What the World Socialist Movement is all about is advocating a vision for tomorrow where we live on a planet that provides for everyone if we were to use it intelligently and rationally.
Contrary to the doom-sayers our planet is bountiful in resources and could provide for everyone’s need, yet every year wealthy industrialised nations countries waste food, enough to end hunger and malnutrition. Yet the poor still starve – not because resources are scarce, but because they don’t have the money or the title deeds to sufficient land. In other words, poverty and inequality cause hunger, not population numbers. This world is just very badly managed and inefficiently run. Some experts find it is easy to claim what is needed is some technological measures such as GMOs to “solve world hunger” but how about actually criticising the economics behind our system and ways in which it promotes inequality for the benefit of the few? How about questioning the belief that opportunities and abundance can only exist when money flows.
Poverty and privation are NOT inevitable. The Bible yet again is wrong when it says the poor will always be with us.
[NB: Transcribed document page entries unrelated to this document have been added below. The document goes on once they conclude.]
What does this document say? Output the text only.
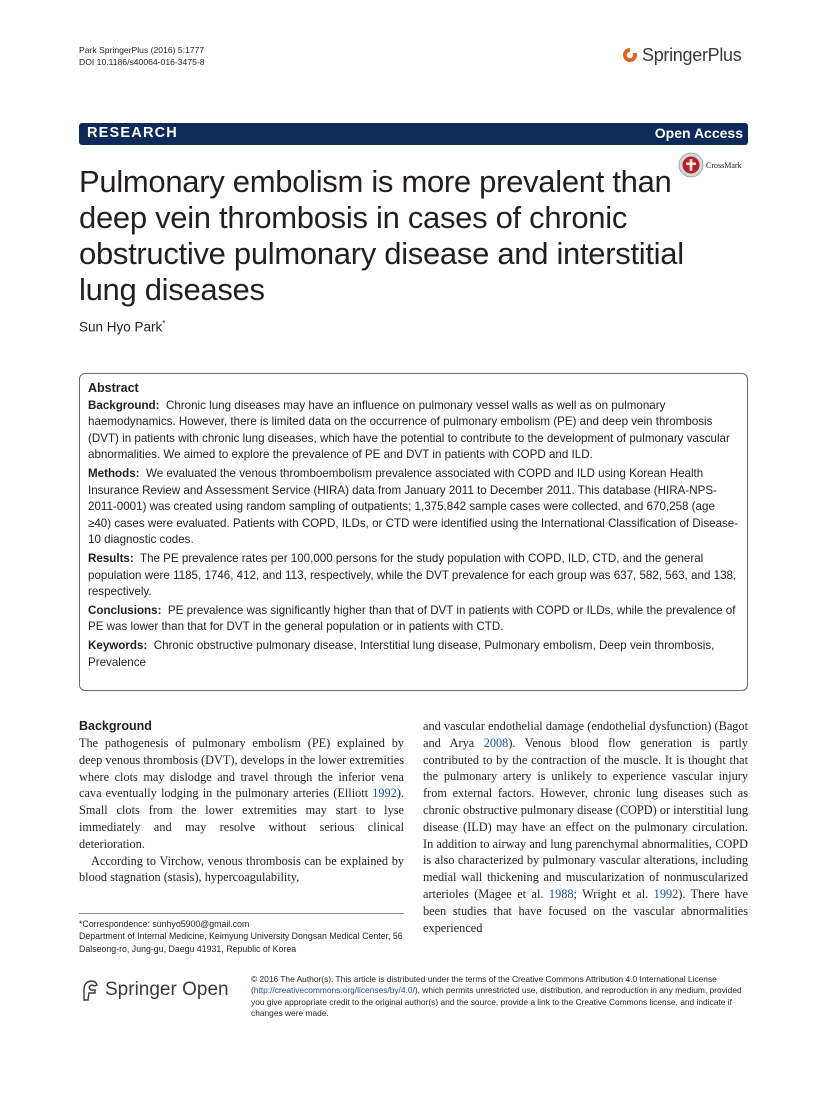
Park SpringerPlus (2016) 5:1777
DOI 10.1186/s40064-016-3475-8	SpringerPlus
RESEARCH	Open Access
CrossMark
Pulmonary embolism is more prevalent than deep vein thrombosis in cases of chronic obstructive pulmonary disease and interstitial lung diseases
Sun Hyo Park*
Abstract

Background: Chronic lung diseases may have an influence on pulmonary vessel walls as well as on pulmonary haemodynamics. However, there is limited data on the occurrence of pulmonary embolism (PE) and deep vein thrombosis (DVT) in patients with chronic lung diseases, which have the potential to contribute to the development of pulmonary vascular abnormalities. We aimed to explore the prevalence of PE and DVT in patients with COPD and ILD.

Methods: We evaluated the venous thromboembolism prevalence associated with COPD and ILD using Korean Health Insurance Review and Assessment Service (HIRA) data from January 2011 to December 2011. This database (HIRA-NPS-2011-0001) was created using random sampling of outpatients; 1,375,842 sample cases were collected, and 670,258 (age ≥40) cases were evaluated. Patients with COPD, ILDs, or CTD were identified using the International Classification of Disease-10 diagnostic codes.

Results: The PE prevalence rates per 100,000 persons for the study population with COPD, ILD, CTD, and the general population were 1185, 1746, 412, and 113, respectively, while the DVT prevalence for each group was 637, 582, 563, and 138, respectively.

Conclusions: PE prevalence was significantly higher than that of DVT in patients with COPD or ILDs, while the prevalence of PE was lower than that for DVT in the general population or in patients with CTD.

Keywords: Chronic obstructive pulmonary disease, Interstitial lung disease, Pulmonary embolism, Deep vein thrombosis, Prevalence

Background

The pathogenesis of pulmonary embolism (PE) explained by deep venous thrombosis (DVT), develops in the lower extremities where clots may dislodge and travel through the inferior vena cava eventually lodging in the pulmonary arteries (Elliott 1992). Small clots from the lower extremities may start to lyse immediately and may resolve without serious clinical deterioration.

According to Virchow, venous thrombosis can be explained by blood stagnation (stasis), hypercoagulability,

and vascular endothelial damage (endothelial dysfunction) (Bagot and Arya 2008). Venous blood flow generation is partly contributed to by the contraction of the muscle. It is thought that the pulmonary artery is unlikely to experience vascular injury from external factors. However, chronic lung diseases such as chronic obstructive pulmonary disease (COPD) or interstitial lung disease (ILD) may have an effect on the pulmonary circulation. In addition to airway and lung parenchymal abnormalities, COPD is also characterized by pulmonary vascular alterations, including medial wall thickening and muscularization of nonmuscularized arterioles (Magee et al. 1988; Wright et al. 1992). There have been studies that have focused on the vascular abnormalities experienced

*Correspondence: sunhyo5900@gmail.com
Department of Internal Medicine, Keimyung University Dongsan Medical Center, 56 Dalseong-ro, Jung-gu, Daegu 41931, Republic of Korea
Springer Open	© 2016 The Author(s). This article is distributed under the terms of the Creative Commons Attribution 4.0 International License (http://creativecommons.org/licenses/by/4.0/), which permits unrestricted use, distribution, and reproduction in any medium, provided you give appropriate credit to the original author(s) and the source, provide a link to the Creative Commons license, and indicate if changes were made.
Alternatives to unsustainable farming practices do exist.
Environmentally sound agricultural alternatives can be more productive than environmentally destructive ones such as permaculture and agroecology.
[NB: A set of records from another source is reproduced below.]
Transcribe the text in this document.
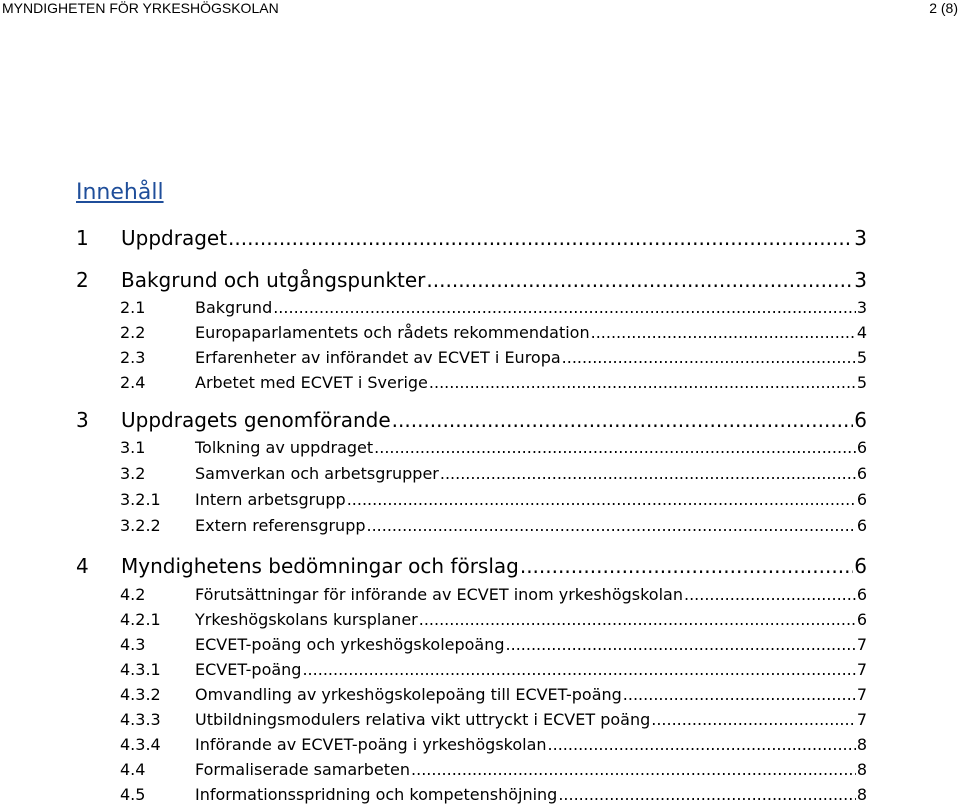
MYNDIGHETEN FÖR YRKESHÖGSKOLAN	2 (8)
Innehåll
1	Uppdraget .....	3
2	Bakgrund och utgångspunkter .....	3
2.1	Bakgrund .....	3
2.2	Europaparlamentets och rådets rekommendation .....	4
2.3	Erfarenheter av införandet av ECVET i Europa .....	5
2.4	Arbetet med ECVET i Sverige .....	5
3	Uppdragets genomförande .....	6
3.1	Tolkning av uppdraget .....	6
3.2	Samverkan och arbetsgrupper .....	6
3.2.1	Intern arbetsgrupp .....	6
3.2.2	Extern referensgrupp .....	6
4	Myndighetens bedömningar och förslag .....	6
4.2	Förutsättningar för införande av ECVET inom yrkeshögskolan .....	6
4.2.1	Yrkeshögskolans kursplaner .....	6
4.3	ECVET-poäng och yrkeshögskolepoäng .....	7
4.3.1	ECVET-poäng .....	7
4.3.2	Omvandling av yrkeshögskolepoäng till ECVET-poäng .....	7
4.3.3	Utbildningsmodulers relativa vikt uttryckt i ECVET poäng .....	7
4.3.4	Införande av ECVET-poäng i yrkeshögskolan .....	8
4.4	Formaliserade samarbeten .....	8
4.5	Informationsspridning och kompetenshöjning .....	8
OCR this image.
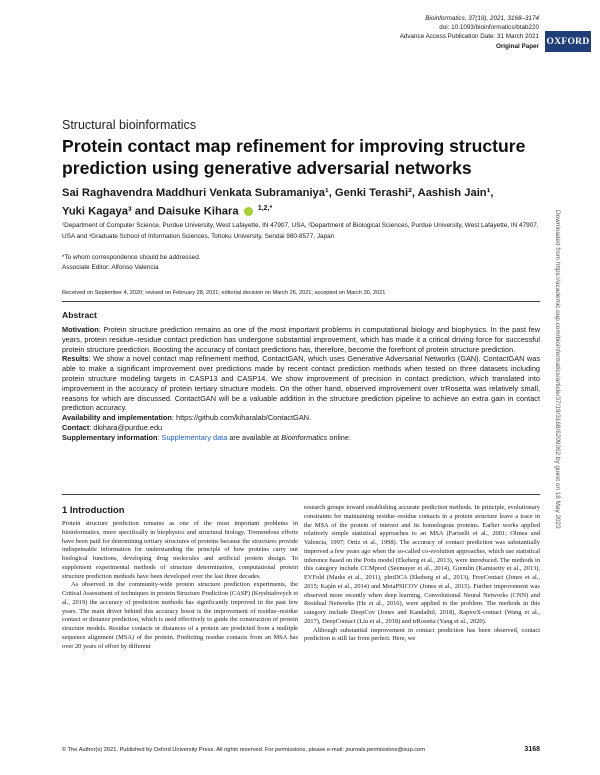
Bioinformatics, 37(19), 2021, 3168–3174
doi: 10.1093/bioinformatics/btab220
Advance Access Publication Date: 31 March 2021
Original Paper OXFORD
Structural bioinformatics
Protein contact map refinement for improving structure prediction using generative adversarial networks
Sai Raghavendra Maddhuri Venkata Subramaniya¹, Genki Terashi², Aashish Jain¹,
Yuki Kagaya³ and Daisuke Kihara	$^{1,2,*}$
¹Department of Computer Science, Purdue University, West Lafayette, IN 47907, USA, ²Department of Biological Sciences, Purdue University, West Lafayette, IN 47907, USA and ³Graduate School of Information Sciences, Tohoku University, Sendai 980-8577, Japan
*To whom correspondence should be addressed.
Associate Editor: Alfonso Valencia
Received on September 4, 2020; revised on February 28, 2021; editorial decision on March 26, 2021; accepted on March 30, 2021
Abstract

Motivation: Protein structure prediction remains as one of the most important problems in computational biology and biophysics. In the past few years, protein residue–residue contact prediction has undergone substantial improvement, which has made it a critical driving force for successful protein structure prediction. Boosting the accuracy of contact predictions has, therefore, become the forefront of protein structure prediction.

Results: We show a novel contact map refinement method, ContactGAN, which uses Generative Adversarial Networks (GAN). ContactGAN was able to make a significant improvement over predictions made by recent contact prediction methods when tested on three datasets including protein structure modeling targets in CASP13 and CASP14. We show improvement of precision in contact prediction, which translated into improvement in the accuracy of protein tertiary structure models. On the other hand, observed improvement over trRosetta was relatively small, reasons for which are discussed. ContactGAN will be a valuable addition in the structure prediction pipeline to achieve an extra gain in contact prediction accuracy.

Availability and implementation: https://github.com/kiharalab/ContactGAN.

Contact: dkihara@purdue.edu

Supplementary information: Supplementary data are available at Bioinformatics online.

1 Introduction

Protein structure prediction remains as one of the most important problems in bioinformatics, more specifically in biophysics and structural biology. Tremendous efforts have been paid for determining tertiary structures of proteins because the structures provide indispensable information for understanding the principle of how proteins carry out biological functions, developing drug molecules and artificial protein design. To supplement experimental methods of structure determination, computational protein structure prediction methods have been developed over the last three decades.

As observed in the community-wide protein structure prediction experiments, the Critical Assessment of techniques in protein Structure Prediction (CASP) (Kryshtafovych et al., 2019) the accuracy of prediction methods has significantly improved in the past few years. The main driver behind this accuracy boost is the improvement of residue–residue contact or distance prediction, which is used effectively to guide the construction of protein structure models. Residue contacts or distances of a protein are predicted from a multiple sequence alignment (MSA) of the protein. Predicting residue contacts from an MSA has over 20 years of effort by different

research groups toward establishing accurate prediction methods. In principle, evolutionary constraints for maintaining residue–residue contacts in a protein structure leave a trace in the MSA of the protein of interest and its homologous proteins. Earlier works applied relatively simple statistical approaches to an MSA (Fariselli et al., 2001; Olmea and Valencia, 1997; Ortiz et al., 1998). The accuracy of contact prediction was substantially improved a few years ago when the so-called co-evolution approaches, which use statistical inference based on the Potts model (Ekeberg et al., 2013), were introduced. The methods in this category include CCMpred (Seemayer et al., 2014), Gremlin (Kamisetty et al., 2013), EVFold (Marks et al., 2011), plmDCA (Ekeberg et al., 2013), FreeContact (Jones et al., 2015; Kaján et al., 2014) and MetaPSICOV (Jones et al., 2015). Further improvement was observed more recently when deep learning, Convolutional Neural Networks (CNN) and Residual Networks (He et al., 2016), were applied to the problem. The methods in this category include DeepCov (Jones and Kandathil, 2018), RaptorX-contact (Wang et al., 2017), DeepContact (Liu et al., 2018) and trRosetta (Yang et al., 2020).

Although substantial improvement in contact prediction has been observed, contact prediction is still far from perfect. Here, we

© The Author(s) 2021. Published by Oxford University Press. All rights reserved. For permissions, please e-mail: journals.permissions@oup.com	3168
Downloaded from https://academic.oup.com/bioinformatics/article/37/19/3168/6209362 by guest on 18 May 2023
Sustainable housing and city planning can be implemented instead of slums and shanty towns. For example, every home can be equipped with solar panels for energy and have a greenhouse that grows some veg year-round, no matter the climate. A fish pond and chicken coop can also be added for a constant source of protein if veganism does not become the choice of diet. The possibilities are endless and would solve many of the social problems we face today.
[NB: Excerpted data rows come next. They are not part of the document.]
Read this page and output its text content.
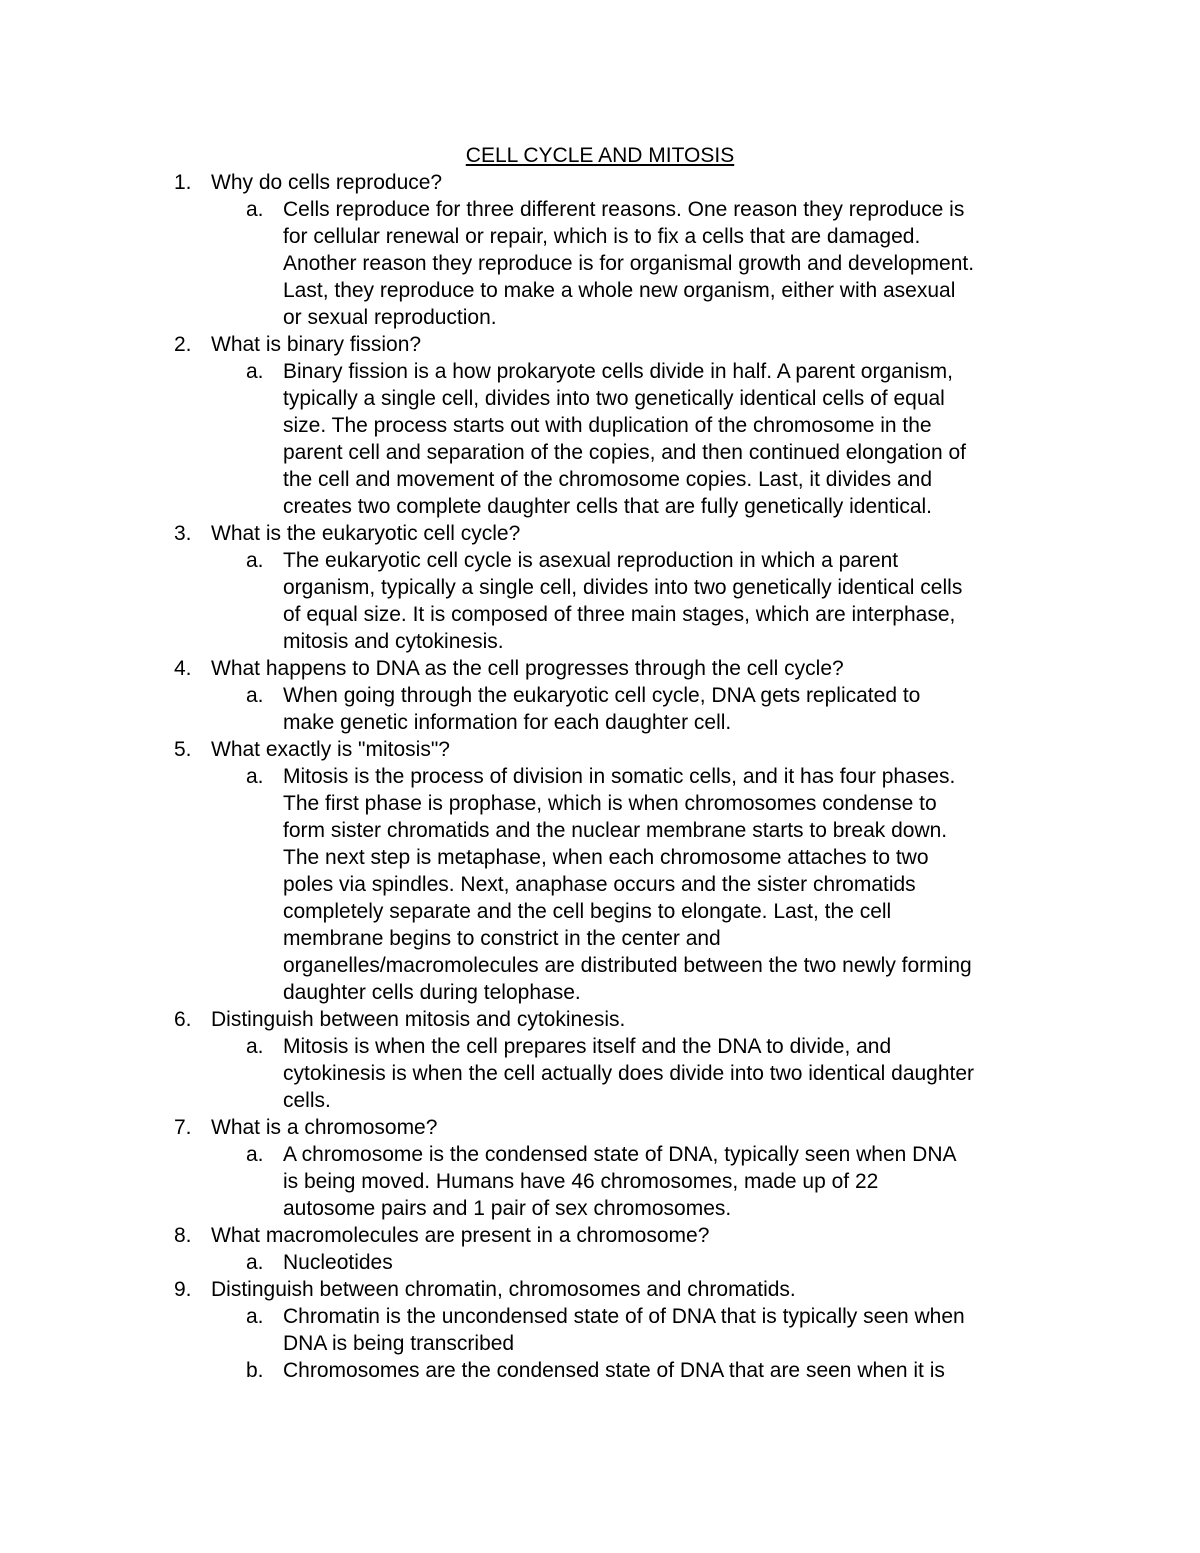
CELL CYCLE AND MITOSIS
1. Why do cells reproduce?
a. Cells reproduce for three different reasons. One reason they reproduce is
for cellular renewal or repair, which is to fix a cells that are damaged.
Another reason they reproduce is for organismal growth and development.
Last, they reproduce to make a whole new organism, either with asexual
or sexual reproduction.
2. What is binary fission?
a. Binary fission is a how prokaryote cells divide in half. A parent organism,
typically a single cell, divides into two genetically identical cells of equal
size. The process starts out with duplication of the chromosome in the
parent cell and separation of the copies, and then continued elongation of
the cell and movement of the chromosome copies. Last, it divides and
creates two complete daughter cells that are fully genetically identical.
3. What is the eukaryotic cell cycle?
a. The eukaryotic cell cycle is asexual reproduction in which a parent
organism, typically a single cell, divides into two genetically identical cells
of equal size. It is composed of three main stages, which are interphase,
mitosis and cytokinesis.
4. What happens to DNA as the cell progresses through the cell cycle?
a. When going through the eukaryotic cell cycle, DNA gets replicated to
make genetic information for each daughter cell.
5. What exactly is "mitosis"?
a. Mitosis is the process of division in somatic cells, and it has four phases.
The first phase is prophase, which is when chromosomes condense to
form sister chromatids and the nuclear membrane starts to break down.
The next step is metaphase, when each chromosome attaches to two
poles via spindles. Next, anaphase occurs and the sister chromatids
completely separate and the cell begins to elongate. Last, the cell
membrane begins to constrict in the center and
organelles/macromolecules are distributed between the two newly forming
daughter cells during telophase.
6. Distinguish between mitosis and cytokinesis.
a. Mitosis is when the cell prepares itself and the DNA to divide, and
cytokinesis is when the cell actually does divide into two identical daughter
cells.
7. What is a chromosome?
a. A chromosome is the condensed state of DNA, typically seen when DNA
is being moved. Humans have 46 chromosomes, made up of 22
autosome pairs and 1 pair of sex chromosomes.
8. What macromolecules are present in a chromosome?
a. Nucleotides
9. Distinguish between chromatin, chromosomes and chromatids.
a. Chromatin is the uncondensed state of of DNA that is typically seen when
DNA is being transcribed
b. Chromosomes are the condensed state of DNA that are seen when it is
Socialist society would prioritise human needs instead of profit and begin to restructure the economy and energy and transport usage in such a way that is sustainable and benefits humanity.
Men and women of all lands, in cooperation with one another, shall take charge and take responsibility for their daily lives through a network of inter-linked decentralised democratically-controlled committees, based on local neighbourhoods and places of work, rising to regional and then worldwide administrations, which will decide production and distribution requirements of society, based not on the ability to pay – but upon need.
Production would not be ever-increasing but would be stabilised at the level required to satisfy needs. It will create an ecologically benign relationship with nature.
This will be the opposite of today’s capitalist system’s cheap, shoddy, “single-use” destruction of resources.
There will be the abolition of prices and wages, there will be the abolition of money, and they will be the abolition of private and state-owned property.
The world will become one of free access.